Showing what customs does
The management of its border has always been a traditional part of life for the small, independent Alpine republic of Switzerland. The Customs Museum recalls this past, but at the same time it shows the challenges facing Swiss Customs today in the context of global trade and a Europe of open borders.
The museum devotes special exhibitions to topical issues on a regular basis, often in co-operation with other institutions. Memorable, self-explanatory installations and numerous short films in several languages introduce the visitor to the topics in a vivid manner.
From border post to museum
The current customs museum building in Cantine di Gandria was built in 1904 and up until 1993 served as a border guard post.
Cantine di Gandria's first border guard post, the “Casa rossa”, dates back to 1853, when there was only limited space for border guards. The first border guard post, which offered no comfort at all, was therefore replaced in 1904 by a new, larger building just a few metres away.

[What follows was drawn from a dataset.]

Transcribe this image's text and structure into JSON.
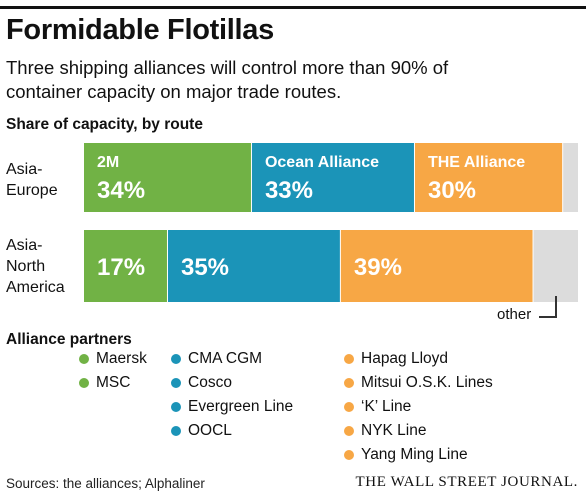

In 1935, the Ticino border guard officer Angelo Gianola came up with the idea of using some of the empty rooms of this building as a museum: He therefore asked his colleagues to collect objects to illustrate the everyday life of the border guards. In the first decades after its opening in 1949, smuggled goods, imaginative hiding places and means of transport were the exhibits that attracted the most attention. Even today, the customs museum is referred to in the vernacular as the "smugglers’ museum".
In the 1970s, the museum was restored and redesigned and, in collaboration with the Swiss National Museum SNM, restored to its former glory. The Cultural Commission of the SNM and the FOCBS agreed to hand over the entire collection of the Customs Museum to the SNM and to ensure that it is preserved and realigned in line with the times. Since its reopening in 1978 and to this day, the collection has grown continuously. The museum regularly organises special exhibitions on specific themes. Since the closure of the border post in 1993, the entire building has been used as a museum.